High school pal Sherry Fields remembers her hard working, active friend.  “She was a cheerleader, awesome basketball player, member of 4-H and she would compete.  She liked competition.”  Following a childhood of rodeo and singing in Oklahoma, McEntire headed to Nashville and landed her first recording contract in the mid-‘70’s.  At the time, female singers had little input into what songs they sang or how their records were produced.  “I didn’t want to be a bitch about it,” McEntire says about speaking up and asking to record “Can’t Even Get the Blues,” her first no. 1 record and a song that was being pitched to a male artist.   “I just wanted to be a little bit more gracefully forceful.”


By the end of the ‘80s, McEntire had amassed a string of no. 1 hits and music videos and had her first movie – “Tremors” – under her belt.  By now she was living in Nashville, opened Starstruck and married Narvel Blackstock, who’d first joined her band in ’80.  “They still make each other laugh and there’s a general respect there,” explains former McEntire TV co-star Melissa Peterman about one of country music’s most enduring unions. She also partnered with the Texoma Medical Center in Denton, TX, creating Reba’s Ranch House, a home away from home for family members of patients being treated at the hospital and eventually funded a rehabilitation center and mobile mammography unit.

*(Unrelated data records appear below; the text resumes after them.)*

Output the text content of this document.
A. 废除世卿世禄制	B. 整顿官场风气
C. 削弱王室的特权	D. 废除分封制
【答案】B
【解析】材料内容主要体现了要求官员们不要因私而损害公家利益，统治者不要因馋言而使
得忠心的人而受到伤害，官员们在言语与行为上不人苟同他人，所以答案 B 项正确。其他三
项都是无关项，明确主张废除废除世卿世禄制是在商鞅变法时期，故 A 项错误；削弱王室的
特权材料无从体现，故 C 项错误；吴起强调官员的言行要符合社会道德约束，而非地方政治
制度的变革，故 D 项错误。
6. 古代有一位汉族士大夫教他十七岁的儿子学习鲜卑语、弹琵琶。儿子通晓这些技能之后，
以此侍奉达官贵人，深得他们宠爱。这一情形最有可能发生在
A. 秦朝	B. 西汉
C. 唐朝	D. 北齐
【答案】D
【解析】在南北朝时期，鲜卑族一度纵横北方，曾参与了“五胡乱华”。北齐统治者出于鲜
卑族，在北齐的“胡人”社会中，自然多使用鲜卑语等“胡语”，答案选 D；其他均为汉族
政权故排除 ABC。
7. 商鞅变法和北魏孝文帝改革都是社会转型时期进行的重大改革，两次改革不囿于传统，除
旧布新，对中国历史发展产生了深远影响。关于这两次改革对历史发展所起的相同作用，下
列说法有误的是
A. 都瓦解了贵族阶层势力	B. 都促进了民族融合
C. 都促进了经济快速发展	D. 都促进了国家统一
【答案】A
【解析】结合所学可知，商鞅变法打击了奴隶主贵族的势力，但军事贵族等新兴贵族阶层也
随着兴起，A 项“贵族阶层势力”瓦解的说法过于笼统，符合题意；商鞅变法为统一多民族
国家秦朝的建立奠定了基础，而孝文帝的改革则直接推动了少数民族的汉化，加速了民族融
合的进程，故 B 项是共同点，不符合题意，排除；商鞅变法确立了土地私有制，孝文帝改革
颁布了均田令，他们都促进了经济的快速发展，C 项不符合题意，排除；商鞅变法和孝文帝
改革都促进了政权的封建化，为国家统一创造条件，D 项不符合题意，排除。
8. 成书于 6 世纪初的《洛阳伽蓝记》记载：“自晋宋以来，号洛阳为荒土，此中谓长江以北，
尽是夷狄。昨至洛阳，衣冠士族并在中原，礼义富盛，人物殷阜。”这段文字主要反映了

Then came the larger than life headlining tour.  “Ten dancers flying all around me; clothes changes, 15 a show,” McEntire remembers.  “Good lord, it was just like a 3-ring circus.”  From there it was on to a successful run in “Annie Get Your Gun,” on Broadway.  While on Broadway she auditioned for and landed her first sitcom, “Reba,” which ran for six seasons.  “The first year of the ‘Reba’ show was the hardest,’ McEntire says. “Everybody was learning, everybody was getting to know each other and I was totally ignorant to that process.”


While she had the business part of show business down, her leap to retail – specifically a clothing, bedding, luggage and home goods line – found her gaining an entirely different skill set.  “We became personal designers,” she says.  “We were picking out the fabric and the buttons, it’s a wonderful experience.”  Leslie Matthews, brand manager for Reba adds that the star is involved in every aspect of creating the goods for her line.  “She’s very involved, she sees every piece, she tries on the clothes, she gives us feedback.”


Last year McEntire released the appropriately titled LP, All the Women I Am, which contains the no. 1 hit “Turn on Your Radio.”  As for the future for Reba McEntire? “She’s going to conquer the music scene in outer space because frankly, she could,” says Peterman with a laugh.